Musharraf lays out programme for return to politics



LONDON // The exiled former Pakistan president Pervez Musharraf set out his plan today to return to politics in his country with the launch of a new party to galvanise his support.

The retired general was due to unveil the All Pakistan Muslim League in London to contest the next elections in 2013, although he told the BBC he would return from his self-imposed two-year exile in Britain before then.

Mr Musharraf told BBC Radio "I am in the process of creating an environment – the stronger I am politically, the more ground there will be for me to go and protect myself also." He brushed off the threat that he could face treason charges on his return, but admitted there were "other dangers", including assassination attempts from Islamists, who twice tried to kill him when he was in power.

"I'll take the risk, but I'll take the risk at the right time," Mr Musharraf said, adding: "I won't wait until 2013." Earlier this week, he explained at a public debate in London his reasons for returning, saying: "When I see what is happening in Pakistan I think there is a bigger cause, and when there is a bigger cause you have to take risks." Mr Musharraf, 67, quit as president in August 2008 after a new government led by the party of the assassinated former premier Benazir Bhutto threatened to impeach him. He was replaced by President Asif Ali Zardari, Bhutto's widower.

Mr Musharraf came to power in a bloodless coup in 1999, and he warned this week that Pakistan was at risk of a new coup against President Zardari, who is struggling with rampant militancy, a crumbling economy and recent devastating floods. He also called for the army to be given a constitutional role in the politics of Pakistan, which has spent more than half its existence since independence from Britain in 1947 under military rule.

Mr Musharraf repeated this in the interview today, saying that the military were the only resort for Pakistani people frustrated with their government, which, he said, was crippled by corruption and nepotism. "We cannot allow Pakistan to disintegrate, that cannot be allowed. No Pakistani will allow that, no Pakistani wants that. So who's the saviour?. The army can do it. Can anyone else do it? No, nobody else can do it," he said.

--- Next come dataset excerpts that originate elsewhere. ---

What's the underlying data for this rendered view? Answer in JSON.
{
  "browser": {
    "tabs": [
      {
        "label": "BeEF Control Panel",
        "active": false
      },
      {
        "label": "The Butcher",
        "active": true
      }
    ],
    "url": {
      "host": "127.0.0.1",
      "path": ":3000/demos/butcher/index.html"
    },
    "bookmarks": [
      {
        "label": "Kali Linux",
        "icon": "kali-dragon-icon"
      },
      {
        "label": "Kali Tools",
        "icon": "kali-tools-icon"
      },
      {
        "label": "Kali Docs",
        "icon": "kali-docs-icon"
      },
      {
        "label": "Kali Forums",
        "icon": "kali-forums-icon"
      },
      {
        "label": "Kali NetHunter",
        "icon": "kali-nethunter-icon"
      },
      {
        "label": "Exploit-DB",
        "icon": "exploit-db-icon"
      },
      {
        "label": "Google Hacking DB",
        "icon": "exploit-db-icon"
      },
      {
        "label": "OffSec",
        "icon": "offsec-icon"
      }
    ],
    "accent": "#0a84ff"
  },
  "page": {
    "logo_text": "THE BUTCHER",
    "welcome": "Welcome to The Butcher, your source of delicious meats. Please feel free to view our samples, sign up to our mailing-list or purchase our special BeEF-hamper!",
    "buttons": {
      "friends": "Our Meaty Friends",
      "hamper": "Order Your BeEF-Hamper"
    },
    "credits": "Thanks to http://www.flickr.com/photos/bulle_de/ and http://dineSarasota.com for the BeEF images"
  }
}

Mr Musharraf said the insurgents could be defeated, but warned Western plans to pull their troops out of Afghanistan would be counterproductive as it would "boost" homegrown extremism that was inspired by the Taliban. "I think they can be defeated, but if I have any doubts on whether we can win, I would say it's been a failure of leadership in the United States and Europe … and a failure of leadership in Pakistan," he said.

"Nobody is telling the people who are demanding their soldiers to come back that this will be their worst decision, it will be a blunder. People here or in the United States think you are fighting somebody else's war."